Britain’s triple Olympic gold medallist Ben Ainslie will be helping the Americans to defend the America’s Cup next year in a strange hybrid deal announced today at London’s Festival Hall.
In a move which seems to have him riding two horses at once, he will be contesting the America’s Cup World Series representing the Royal Cornwall Yacht Club but is being welcomed into the San Francisco-based Oracle defence team and saying he hopes Oracle will win the cup.
How he would vote in the competitor forum, which includes teams from France, China, Korea, Spain, Italy and New Zealand, is unclear, as is whether he intends to pay the $200,000 entry fee that would give him a full vote at the America’s Cup table.
The 34th America’s Cup, which started with a yacht of that name beating the best of Britain in a race around the Isle of Wight in 1851, will be staged in San Francisco next year, But Ainslie, who has long wanted a campaign of his own and had seemed to be on his way with Sir Keith Mills’ Origin team, will have to wait under the terms of the deal struck with the man appointed to run the next cup, Kiwi Sir Russell Coutts.
Coutts has welcomed him, expensively, into the Oracle fold with the creation of Ben Ainslie Racing, which should make its debut in San Francisco in September in a 45-foot, wing-powered catamaran of the kind used in a series of exhibition regattas.The extent of the funding from Oracle is unclear and it is said that Ainslie will be paying his own bills.
Until September, Ainslie has been picked to represent Britain at the Olympic sailing regatta in Weymouth. A win there would give him a fourth consecutive gold medal to add to his silver in Savannah in 1996.
Before that he faces a tribunal hearing into being disqualified from the last races of a world championship in Fremantle last month for leaping from his Finn singlehanded dinghy onto a television boat to remonstrate with the driver. A jury at the time said there were mitigating circumstances and the British tribunal being convened by the Royal Yachting Association is expected to say that the disqualification was punishment enough.
But the tribunal findings will be passed to the International Sailing Federation’s executive committee. As this was not his first brush with authority for gross misconduct, Ainslie must hope that he is not given a suspension that would prevent him from competing in his home Olympics.

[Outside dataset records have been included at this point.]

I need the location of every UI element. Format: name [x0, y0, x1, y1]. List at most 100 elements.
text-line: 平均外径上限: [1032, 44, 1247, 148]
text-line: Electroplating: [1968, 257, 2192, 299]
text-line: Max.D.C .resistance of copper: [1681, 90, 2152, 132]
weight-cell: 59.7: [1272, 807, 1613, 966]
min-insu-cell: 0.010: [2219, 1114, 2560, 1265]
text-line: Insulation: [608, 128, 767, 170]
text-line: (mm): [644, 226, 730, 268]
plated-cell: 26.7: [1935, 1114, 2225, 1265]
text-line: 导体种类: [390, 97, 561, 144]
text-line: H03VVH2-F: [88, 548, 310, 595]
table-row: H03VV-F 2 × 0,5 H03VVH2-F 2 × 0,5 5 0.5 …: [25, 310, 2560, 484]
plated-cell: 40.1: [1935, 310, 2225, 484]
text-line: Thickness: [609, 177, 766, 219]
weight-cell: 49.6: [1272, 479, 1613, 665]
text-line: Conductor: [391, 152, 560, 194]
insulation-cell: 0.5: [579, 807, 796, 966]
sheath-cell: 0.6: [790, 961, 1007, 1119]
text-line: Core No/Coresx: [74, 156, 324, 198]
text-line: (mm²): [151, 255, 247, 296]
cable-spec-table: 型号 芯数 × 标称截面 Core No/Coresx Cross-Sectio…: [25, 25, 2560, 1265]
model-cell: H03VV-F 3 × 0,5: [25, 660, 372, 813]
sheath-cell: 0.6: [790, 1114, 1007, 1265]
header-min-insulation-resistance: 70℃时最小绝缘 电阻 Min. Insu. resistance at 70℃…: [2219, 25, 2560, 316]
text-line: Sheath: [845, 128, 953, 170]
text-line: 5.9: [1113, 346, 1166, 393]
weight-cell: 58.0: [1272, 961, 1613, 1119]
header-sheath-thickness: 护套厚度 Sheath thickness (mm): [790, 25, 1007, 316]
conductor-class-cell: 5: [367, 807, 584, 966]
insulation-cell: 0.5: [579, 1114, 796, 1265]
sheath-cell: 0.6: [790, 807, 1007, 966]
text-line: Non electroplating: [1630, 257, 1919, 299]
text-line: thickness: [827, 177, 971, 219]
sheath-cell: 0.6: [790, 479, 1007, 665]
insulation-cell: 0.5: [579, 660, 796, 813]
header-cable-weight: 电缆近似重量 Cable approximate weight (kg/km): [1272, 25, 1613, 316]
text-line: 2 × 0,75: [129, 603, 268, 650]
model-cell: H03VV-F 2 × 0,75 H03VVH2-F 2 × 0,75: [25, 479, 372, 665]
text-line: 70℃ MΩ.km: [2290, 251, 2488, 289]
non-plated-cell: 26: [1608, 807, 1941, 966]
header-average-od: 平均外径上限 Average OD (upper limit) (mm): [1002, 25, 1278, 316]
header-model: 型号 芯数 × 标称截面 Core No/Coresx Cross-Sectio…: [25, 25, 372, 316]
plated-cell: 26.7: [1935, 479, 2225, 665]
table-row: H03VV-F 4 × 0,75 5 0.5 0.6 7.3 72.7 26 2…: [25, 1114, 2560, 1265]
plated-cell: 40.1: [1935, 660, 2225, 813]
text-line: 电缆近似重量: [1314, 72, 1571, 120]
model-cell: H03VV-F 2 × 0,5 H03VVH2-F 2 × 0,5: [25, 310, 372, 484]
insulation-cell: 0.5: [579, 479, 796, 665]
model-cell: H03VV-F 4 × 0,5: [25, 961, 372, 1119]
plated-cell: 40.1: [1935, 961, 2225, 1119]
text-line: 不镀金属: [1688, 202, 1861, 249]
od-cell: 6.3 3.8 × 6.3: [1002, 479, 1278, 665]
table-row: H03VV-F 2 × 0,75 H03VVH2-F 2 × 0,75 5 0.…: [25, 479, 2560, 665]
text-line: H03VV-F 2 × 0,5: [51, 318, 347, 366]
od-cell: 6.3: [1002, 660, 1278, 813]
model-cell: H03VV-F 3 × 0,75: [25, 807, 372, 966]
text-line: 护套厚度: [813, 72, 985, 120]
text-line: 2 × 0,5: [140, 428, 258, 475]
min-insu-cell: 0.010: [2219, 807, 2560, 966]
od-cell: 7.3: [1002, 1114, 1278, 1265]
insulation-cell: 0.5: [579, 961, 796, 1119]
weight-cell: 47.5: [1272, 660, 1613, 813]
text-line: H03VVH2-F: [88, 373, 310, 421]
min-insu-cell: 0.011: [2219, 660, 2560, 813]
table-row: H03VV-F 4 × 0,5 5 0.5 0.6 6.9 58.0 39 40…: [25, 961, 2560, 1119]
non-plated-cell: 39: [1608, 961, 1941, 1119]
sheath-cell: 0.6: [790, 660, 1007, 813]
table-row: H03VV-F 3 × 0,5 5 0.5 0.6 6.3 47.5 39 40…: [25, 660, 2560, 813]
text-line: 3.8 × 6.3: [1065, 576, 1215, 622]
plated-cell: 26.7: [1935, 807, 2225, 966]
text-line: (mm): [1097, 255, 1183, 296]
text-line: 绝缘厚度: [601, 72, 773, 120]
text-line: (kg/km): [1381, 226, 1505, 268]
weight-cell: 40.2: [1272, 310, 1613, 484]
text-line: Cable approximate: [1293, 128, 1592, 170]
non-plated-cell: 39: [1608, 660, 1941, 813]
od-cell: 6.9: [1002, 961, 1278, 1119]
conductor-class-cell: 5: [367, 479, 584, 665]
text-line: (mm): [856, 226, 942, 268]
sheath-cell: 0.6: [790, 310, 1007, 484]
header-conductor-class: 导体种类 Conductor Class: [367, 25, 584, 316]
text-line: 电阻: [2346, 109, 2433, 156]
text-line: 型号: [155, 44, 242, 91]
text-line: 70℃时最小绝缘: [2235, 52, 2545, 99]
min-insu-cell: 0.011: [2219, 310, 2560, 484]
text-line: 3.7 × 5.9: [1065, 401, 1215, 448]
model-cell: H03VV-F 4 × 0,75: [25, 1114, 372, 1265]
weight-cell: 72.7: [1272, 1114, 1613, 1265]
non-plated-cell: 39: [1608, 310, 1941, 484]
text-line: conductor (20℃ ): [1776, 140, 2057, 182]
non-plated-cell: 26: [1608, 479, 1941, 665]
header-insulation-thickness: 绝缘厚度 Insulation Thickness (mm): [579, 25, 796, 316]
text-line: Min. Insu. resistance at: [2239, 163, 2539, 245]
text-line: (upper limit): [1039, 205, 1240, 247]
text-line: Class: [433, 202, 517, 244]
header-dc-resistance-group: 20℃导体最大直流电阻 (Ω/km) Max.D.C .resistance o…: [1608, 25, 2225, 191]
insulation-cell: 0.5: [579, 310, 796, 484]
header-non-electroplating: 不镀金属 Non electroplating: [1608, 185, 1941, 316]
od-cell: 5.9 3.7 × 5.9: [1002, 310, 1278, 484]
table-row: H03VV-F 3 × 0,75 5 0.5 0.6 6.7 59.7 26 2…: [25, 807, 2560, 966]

On joining Oracle Ainslie, who has been photographed in an Oracle crew shirt, said: “It’s a fantastic opportunity, I have a huge amount of respect for Russell, Jimmy (Spithill, the current Oracle skipper) and everyone involved. I think with the direction the cup has taken in the last few years, it’s actually really important that Oracle wins again and it continues on the path that it has taken. I’m very excited about it and hopefully I can help the team retain the Cup.
“I’ve always tried to have a plan of what I’m doing next after the Olympics. The 2012 Olympics has been the focus, but from that has come the opportunity to be able to build a team which we hope can ultimately go on to challenge for the 35th America’s Cup,” he added.
Ainslie has yet to name who will be in his team, though the Australian Grant Simmer, who ran Origin after Mike Sanderson left, will manage it. It is expected that double gold medallist Iain Percy may switch from Artemis, while his Star crew, Andrew Simpson, would join the afterguard.
Nor is the full extent known of the deal between himself and Oracle. The powerfully-funded defender, owned by software house billionaire boss Larry Ellison, is asking questions about how much and with whom it can collaborate in the building and testing of the 72-foot catamarans in which both the Louis Vuitton challenger series and the cup defence will be contested.
At the same time, the Prada fashion house-backed Luna Rossa team has arrived in Auckland from Italy, joined by British Olympic medallist Chris Draper, as part of its joint programme with Team New Zealand to contest the cup. The only other confirmed challenger is Sweden’s Artemis, led by Paul Cayard and funded by Torbjorn Tornqvist. Both Artemis and Oracle have asked for clarification over the validity of the TNZ/Luna Rossa deal.